The upper-class fox with a voice like Terry-Thomas was devised by illustrator Peter Firmin for The Three Scampis (1962-65), broadcast in ITV's Small Time slot for the very young, as one of two glove-puppet companions to down-on-his-luck circus impresario Bill Scampi. Voice artist Ivan Owen brought Basil Brush to life.
After appearing with magician David Nixon in his variety shows Now For Nixon (BBC, 1967) and The Nixon Line (1967-68), Basil got his own show, forming comic double acts with a succession of 'straight men'. The Basil Brush Show used a standard BBC variety and sketch format - incorporating bad jokes and puns, guest performers (magicians, acrobats, plate-spinners, club musicians), a pantomime-like vignette, and a final adventure serial story 'ruined' by Basil's comic misunderstandings. Basil's disrespect for authority appealed to kids, while innuendo and topical gags at the expense of British Rail, Margaret Thatcher and 'Mrs Lighthouse' (Mary Whitehouse) kept parents amused.

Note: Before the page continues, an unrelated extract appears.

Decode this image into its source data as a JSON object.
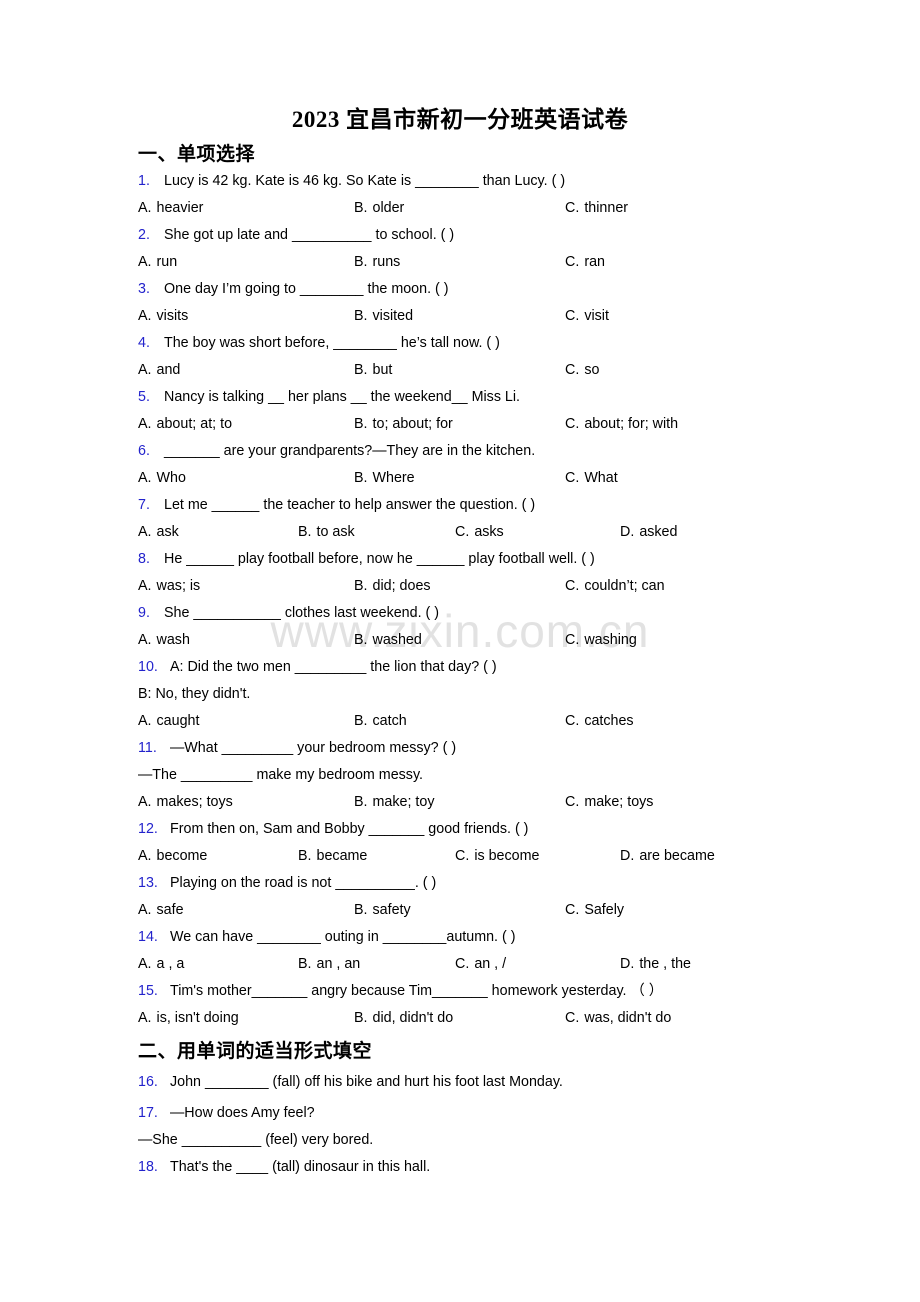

Early series moved around the schedules before securing a Saturday slot - after the football results - from Autumn 1975, joining programmes like Doctor Who, The Generation Game, The Two Ronnies, Match of the Day and Parkinson in the BBC's most successful Saturday night line-ups and achieving regular ratings of over 13 million.
But when, by the decade's end, ratings had fallen to 6 million, the show was axed. Basil reappeared in schools programme Let's Read... With Basil Brush (ITV, 1982-83) and Crackerjack (BBC), with his last TV engagement Basil's Joke Machine (ITV, 1986).
A stroke in the late 1980s left Owen listless and depressed, meaning retirement for Basil. Owen died in 2000 - having never once been photographed with his puppet friend, so preserving Basil's 'reality'.
In 2002, a new BBC series, with a slick children's sitcom format, a new voice artist and a fatter, furrier new puppet, lost the spontaneity that had made a flea-ridden puppet seem so alive. Guest appearances on Blue Peter in early 2003 were more in keeping with the Basil of old.